Minority Shareholders Watch Group CEO Devanesan Evanson sees the proposed structure as a step in the right direction as it will better manage the perception of conflicts of interest within Bursa.
He adds that while adequate checks and balances are already in place to manage conflicts of interest, the creation of a separate body will further structurally distance Bursa’s regulatory functions from its commercial objectives.
“To the minority shareholders, this structural distancing, by the creation of a separate regulatory subsidiary comprised of a board whose majority will be independent of Bursa, will make a positive difference to ensuring a fair and orderly market.”
It is worth noting that other regulatory models have been adopted by stock exchanges the world over. In 2000, for example, the London Stock Exchange (LSE) had its regulatory functions for listing transferred to the UK Listing Authority, which is a division of the country’s Financial Conduct Authority. But the LSE continues to be responsible for the monitoring of trading compliance.
Meanwhile, the Australian Securities Exchange, Hong Kong Exchanges and Clearing Ltd as well as the New York Stock Exchange have an oversight committee comprised mainly of independent directors who oversee regulation and conflicts.
“I think it is good that Bursa has decided to implement this now. But for me, I would have liked to see Bursa adopt the LSE model — a regulatory body that is totally independent of the exchange. Ideally, there should be minimum link between Bursa and its regulatory functions in order for it to be more independent,” says Lya Rahman, adviser to the Institutional Investors Council Malaysia.
Meanwhile, funding for the proposed regulatory subsidiary will come from Bursa. Syed Zaid says Bursa will remain accountable to the SC to ensure that the regulatory subsidiary is allocated sufficient financial and human resources to enable it to discharge its functions effectively.

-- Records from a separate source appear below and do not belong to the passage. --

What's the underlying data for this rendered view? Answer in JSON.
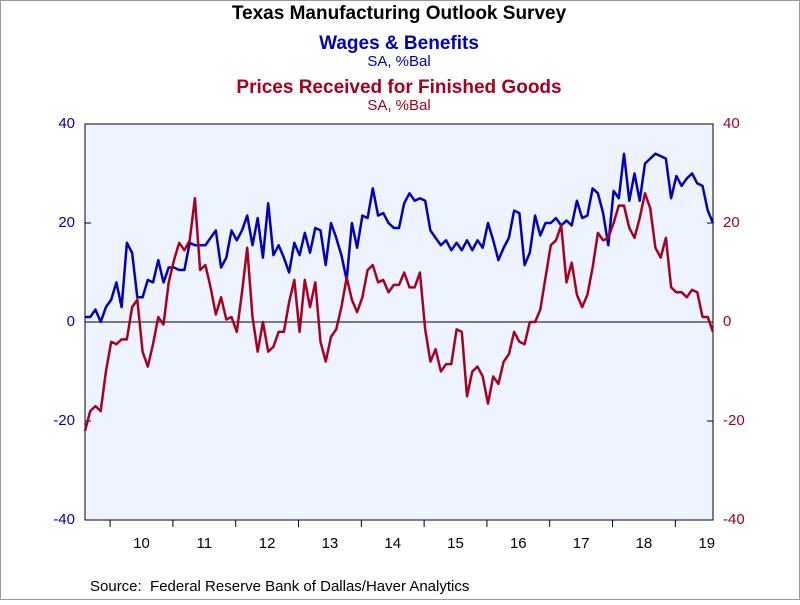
{
  "chart_data": {
    "type": "line",
    "title": "Texas Manufacturing Outlook Survey",
    "source": "Source:  Federal Reserve Bank of Dallas/Haver Analytics",
    "x": [
      2009.6,
      2009.683,
      2009.767,
      2009.85,
      2009.933,
      2010.017,
      2010.1,
      2010.183,
      2010.267,
      2010.35,
      2010.433,
      2010.517,
      2010.6,
      2010.683,
      2010.767,
      2010.85,
      2010.933,
      2011.017,
      2011.1,
      2011.183,
      2011.267,
      2011.35,
      2011.433,
      2011.517,
      2011.6,
      2011.683,
      2011.767,
      2011.85,
      2011.933,
      2012.017,
      2012.1,
      2012.183,
      2012.267,
      2012.35,
      2012.433,
      2012.517,
      2012.6,
      2012.683,
      2012.767,
      2012.85,
      2012.933,
      2013.017,
      2013.1,
      2013.183,
      2013.267,
      2013.35,
      2013.433,
      2013.517,
      2013.6,
      2013.683,
      2013.767,
      2013.85,
      2013.933,
      2014.017,
      2014.1,
      2014.183,
      2014.267,
      2014.35,
      2014.433,
      2014.517,
      2014.6,
      2014.683,
      2014.767,
      2014.85,
      2014.933,
      2015.017,
      2015.1,
      2015.183,
      2015.267,
      2015.35,
      2015.433,
      2015.517,
      2015.6,
      2015.683,
      2015.767,
      2015.85,
      2015.933,
      2016.017,
      2016.1,
      2016.183,
      2016.267,
      2016.35,
      2016.433,
      2016.517,
      2016.6,
      2016.683,
      2016.767,
      2016.85,
      2016.933,
      2017.017,
      2017.1,
      2017.183,
      2017.267,
      2017.35,
      2017.433,
      2017.517,
      2017.6,
      2017.683,
      2017.767,
      2017.85,
      2017.933,
      2018.017,
      2018.1,
      2018.183,
      2018.267,
      2018.35,
      2018.433,
      2018.517,
      2018.6,
      2018.683,
      2018.767,
      2018.85,
      2018.933,
      2019.017,
      2019.1,
      2019.183,
      2019.267,
      2019.35,
      2019.433,
      2019.517,
      2019.6
    ],
    "xlim": [
      2009.6,
      2019.6
    ],
    "xticks": [
      {
        "value": 2010,
        "label": "10"
      },
      {
        "value": 2011,
        "label": "11"
      },
      {
        "value": 2012,
        "label": "12"
      },
      {
        "value": 2013,
        "label": "13"
      },
      {
        "value": 2014,
        "label": "14"
      },
      {
        "value": 2015,
        "label": "15"
      },
      {
        "value": 2016,
        "label": "16"
      },
      {
        "value": 2017,
        "label": "17"
      },
      {
        "value": 2018,
        "label": "18"
      },
      {
        "value": 2019,
        "label": "19"
      }
    ],
    "ylim": [
      -40,
      40
    ],
    "yticks": [
      -40,
      -20,
      0,
      20,
      40
    ],
    "y2lim": [
      -40,
      40
    ],
    "y2ticks": [
      -40,
      -20,
      0,
      20,
      40
    ],
    "series": [
      {
        "name": "Wages & Benefits",
        "unit": "SA, %Bal",
        "color": "#0000c0",
        "axis": "y",
        "values": [
          1,
          1,
          2.5,
          0,
          3,
          4.5,
          8,
          3,
          16,
          14,
          5,
          5,
          8.5,
          8,
          12.5,
          8,
          11,
          11,
          10.5,
          10.5,
          16,
          15.5,
          15.5,
          15.5,
          17,
          18.5,
          11,
          13,
          18.5,
          16.5,
          18.5,
          21.5,
          15.5,
          21,
          13,
          24,
          13.5,
          15.5,
          13,
          10,
          16,
          13.5,
          18,
          14,
          19,
          18.5,
          11.5,
          20,
          17,
          13.5,
          8.5,
          20,
          15,
          21.5,
          21,
          27,
          21.5,
          22,
          20,
          19,
          19,
          24,
          26,
          24.5,
          25,
          24.5,
          18.5,
          17,
          15.5,
          16.5,
          14.5,
          16,
          14.5,
          16.5,
          14.5,
          16.5,
          15,
          20,
          16.5,
          12.5,
          15,
          17,
          22.5,
          22,
          11.5,
          14,
          21.5,
          17.5,
          20,
          20,
          21,
          19.5,
          20.5,
          19.5,
          24.5,
          21,
          21.5,
          27,
          26,
          22,
          15.5,
          26.5,
          25,
          34,
          24.5,
          30,
          24.5,
          32,
          33,
          34,
          33.5,
          33,
          25,
          29.5,
          27.5,
          29,
          30,
          28,
          27.5,
          22.5,
          20
        ]
      },
      {
        "name": "Prices Received for Finished Goods",
        "unit": "SA, %Bal",
        "color": "#a8001e",
        "axis": "y2",
        "values": [
          -22,
          -18,
          -17,
          -18,
          -10,
          -4,
          -4.5,
          -3.5,
          -3.5,
          3,
          4.5,
          -6,
          -9,
          -4.5,
          1,
          -0.5,
          8,
          12.5,
          16,
          14.5,
          16.5,
          25,
          10.5,
          11.5,
          7,
          1.5,
          5,
          0.5,
          1,
          -2,
          6,
          15,
          1,
          -6,
          0,
          -6,
          -5,
          -2,
          -2,
          4,
          8.5,
          -2,
          8.5,
          3,
          8,
          -4,
          -8,
          -3,
          -1.5,
          3,
          9,
          4.5,
          2,
          5,
          10.5,
          11.5,
          8,
          8.5,
          6,
          7.5,
          7.5,
          10,
          7,
          7,
          10,
          -1.5,
          -8,
          -5.5,
          -10,
          -8.5,
          -8.5,
          -1.5,
          -2,
          -15,
          -10,
          -9,
          -11,
          -16.5,
          -11,
          -12.5,
          -8,
          -6.5,
          -2,
          -4,
          -4.5,
          0,
          0,
          2.5,
          9,
          15.5,
          16.5,
          19.5,
          8,
          12,
          5.5,
          3,
          5.5,
          11,
          18,
          16.5,
          17,
          20,
          23.5,
          23.5,
          19,
          17,
          21,
          26,
          23,
          15,
          13,
          17,
          7,
          6,
          6,
          5,
          6.5,
          6,
          1,
          1,
          -2
        ]
      }
    ]
  }
}
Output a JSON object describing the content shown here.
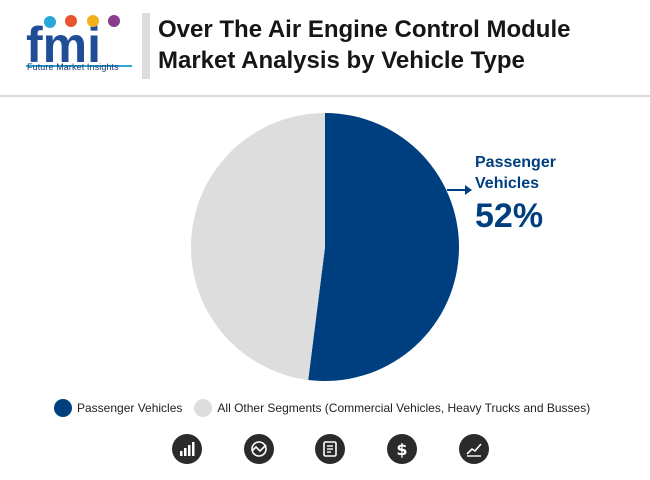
{
  "brand": {
    "logo_text": "fmi",
    "logo_subtitle": "Future Market Insights"
  },
  "header": {
    "title": "Over The Air Engine Control Module Market Analysis by Vehicle Type"
  },
  "colors": {
    "primary": "#003f7f",
    "secondary": "#dddddd"
  },
  "chart_data": {
    "type": "pie",
    "title": "Over The Air Engine Control Module Market Analysis by Vehicle Type",
    "slices": [
      {
        "label": "Passenger Vehicles",
        "value": 52,
        "color": "#003f7f"
      },
      {
        "label": "All Other Segments (Commercial Vehicles, Heavy Trucks and Busses)",
        "value": 48,
        "color": "#dddddd"
      }
    ],
    "annotation": {
      "line1": "Passenger",
      "line2": "Vehicles",
      "value": "52%"
    },
    "legend": [
      {
        "label": "Passenger Vehicles",
        "color": "#003f7f"
      },
      {
        "label": "All Other Segments (Commercial Vehicles, Heavy Trucks and Busses)",
        "color": "#dddddd"
      }
    ],
    "legend_position": "bottom"
  },
  "footer_icons": [
    "bar-chart-icon",
    "globe-chart-icon",
    "report-icon",
    "dollar-icon",
    "trend-chart-icon"
  ]
}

Devanesan opines that there is no one right answer to the choice of structure as it would depend on many local factors, including the capital market’s maturity and its ecosystem.
“Under the proposed structure, it is incumbent upon Bursa to allocate sufficient financial and human resources to enable Bursa RegSub to discharge its regulatory functions effectively and for these reasons, some exchanges prefer the nexus offered by a ‘subsidiary’ structure and adopt it.
“Other exchanges may not view such nexus as important enough for their capital market, perhaps due to their capital market’s maturity and ecosystem and prefer a standalone structure,” he explains.
Lya says it is too early to tell how this structure will turn out, given that the operational details of the subsidiary have not been disclosed yet. Nevertheless, she hopes Bursa will adopt best practices from other countries, for example Singapore, which has already set up a regulatory subsidiary.
“I hope we can learn from Singapore and not repeat its mistakes. Nevertheless, I have to commend Bursa. Even before this separation of roles, it improved its enforcement and monitoring functions.
“My hope is that we can see even more of this and that the regulatory subsidiary will be independent and focus on its task and not the bottom line of the listed entity,” she adds.
Devanesan too wants to see more independent regulatory functions that are “without fear or favour” as the structure provides for the regulatory operation to report to a board that is independent of Bursa.
“Previously, both the regulatory and commercial operations reported to the same board, making it a challenge for it to manage the perception of conflict of interest,” he remarks.